Marc fuhr fort: „Die nächste Woche suchte und suchte isch, doch isch konnte nichts finden. Isch 'abe bei einem Freund übernachtet, während isch in Paris unterwegs war und nach 'Inweisen suchte. Doch erst in der zweiten Woche wurde isch fündig. Euh, isch bemerkte in einem Armendistrikt eine kaputte Wand, durch welche man in einen Tunnel gelangte. Doch dieser Tunnel war anders gebaut als die Tunnel, die wir kennen, er war aus dem Fels ge'auen, aus dem diese Schicht der Erde zu bestehen scheint.“
„Interessant …“
„Der Gang führte misch in einen Raum. Dort stand auf einer Schiene ein raketenförmiges Gefährt. Isch erinnerte misch, solche Geräte auch in den alten Aufzeichnungen gese'en zu 'aben. Es war eine Luftkissenbahn. Am nächsten Tag kam isch wieder dort hin, diesmal mit einer Tasche voll Proviant und Geräten wie einer Taschenlampe und einem Rasiermesser. So etwas kann isch nischt zu Hause liegen lassen.“ Grinsend zeigte er auf die Bartstoppeln, die sein Gesicht schmückten.

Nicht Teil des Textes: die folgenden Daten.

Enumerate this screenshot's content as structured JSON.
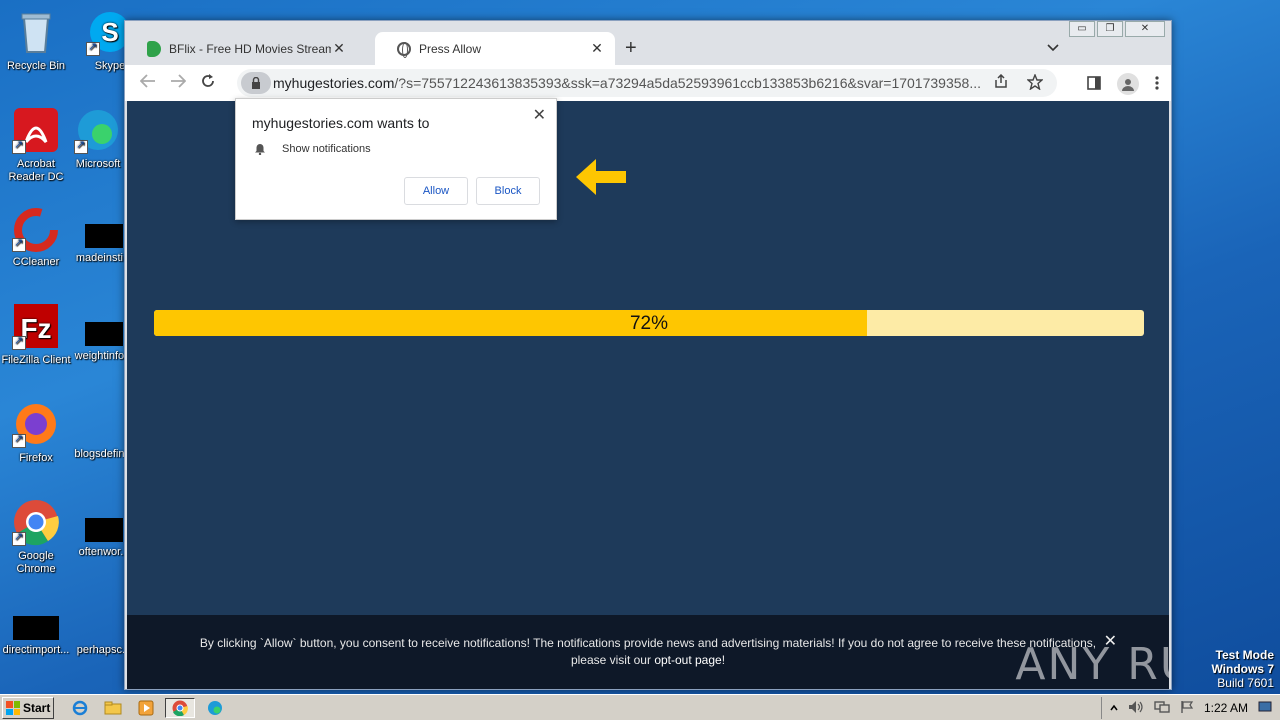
{
  "desktop": {
    "icons": [
      {
        "label": "Recycle Bin"
      },
      {
        "label": "Skype"
      },
      {
        "label": "Acrobat Reader DC"
      },
      {
        "label": "Microsoft"
      },
      {
        "label": "CCleaner"
      },
      {
        "label": "madeinsti..."
      },
      {
        "label": "FileZilla Client"
      },
      {
        "label": "weightinfo..."
      },
      {
        "label": "Firefox"
      },
      {
        "label": "blogsdefin..."
      },
      {
        "label": "Google Chrome"
      },
      {
        "label": "oftenwor..."
      },
      {
        "label": "directimport..."
      },
      {
        "label": "perhapsc..."
      }
    ],
    "test_mode": {
      "line1": "Test Mode",
      "line2": "Windows 7",
      "line3": "Build 7601"
    }
  },
  "browser": {
    "tabs": [
      {
        "title": "BFlix - Free HD Movies Streaming - W",
        "close": "✕"
      },
      {
        "title": "Press Allow",
        "close": "✕"
      }
    ],
    "new_tab": "+",
    "url_host": "myhugestories.com",
    "url_rest": "/?s=755712243613835393&ssk=a73294a5da52593961ccb133853b6216&svar=1701739358...",
    "window_controls": [
      "▭",
      "❐",
      "✕"
    ]
  },
  "page": {
    "progress_label": "72%",
    "progress_fraction": 0.72,
    "footer_text": "By clicking `Allow` button, you consent to receive notifications! The notifications provide news and advertising materials! If you do not agree to receive these notifications,",
    "footer_text2": "please visit our ",
    "footer_link": "opt-out page",
    "footer_text3": "!",
    "footer_close": "✕",
    "watermark": "ANY RUN"
  },
  "popup": {
    "title": "myhugestories.com wants to",
    "permission": "Show notifications",
    "allow": "Allow",
    "block": "Block",
    "close": "✕"
  },
  "taskbar": {
    "start": "Start",
    "clock": "1:22 AM"
  },
  "colors": {
    "page_bg": "#1e3a5a",
    "progress_fill": "#fec601",
    "progress_track": "#fdeba6",
    "arrow": "#fec601"
  }
}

„In der Bahn gab es einen einzigen Knopf, den isch aus Abenteuerlust und mit zitternden Fingern drückte, nachdem isch misch auf einen der beiden Stühle gesetzt ‘atte. Sofort fuhr eine Art Fensterscheibe nach oben, sodass isch bald ringsherum von Glas umschlossen war. Und dann …“
„Was dann?“, fragte John, der nicht mehr länger auf die Folter gespannt werden wollte.
„Nun, und dann schoss das Ding los. John, so eine Geschwindischkeit ‘ab isch noch nie erlebt! Während isch fuhr, sagte eine englische Computerstimme die Namen von Haltestellen an. Nach einer 'alben Stunde fiel der Name „Wien“. Daraufhin drückte isch wieder auf den Knopf und bald stoppte das Gefährt. Doch als isch ausstieg, hat mir eine Mauer den Weg versperrt.“
„Was?“
„Isch musste einen anderen Weg nach draußen finden. Isch irrte dursch felsige Tunnel, die scheinbar unendlisch lang waren, bis isch endlisch Licht von außen sah. Der Distrikt, in dem isch misch befand, hatte die Nummer 7. Isch überlegte, wo isch nun hin sollte, denn Isch konnte misch ja nischt einfach auf die Straße setzen. Da fielst du mir plötzlich ein, isch weiß wirklich nischt, wieso gerade du. Aber isch erkundigte misch umgehend, wo ein gewisser John Wolf zu finden sei. Daraufhin kam isch ‘ierier'er. Oui, das ist meine ganze Geschichte.“
John schwieg eine Zeit lang. Das hatte er nun wirklich nicht erwartet.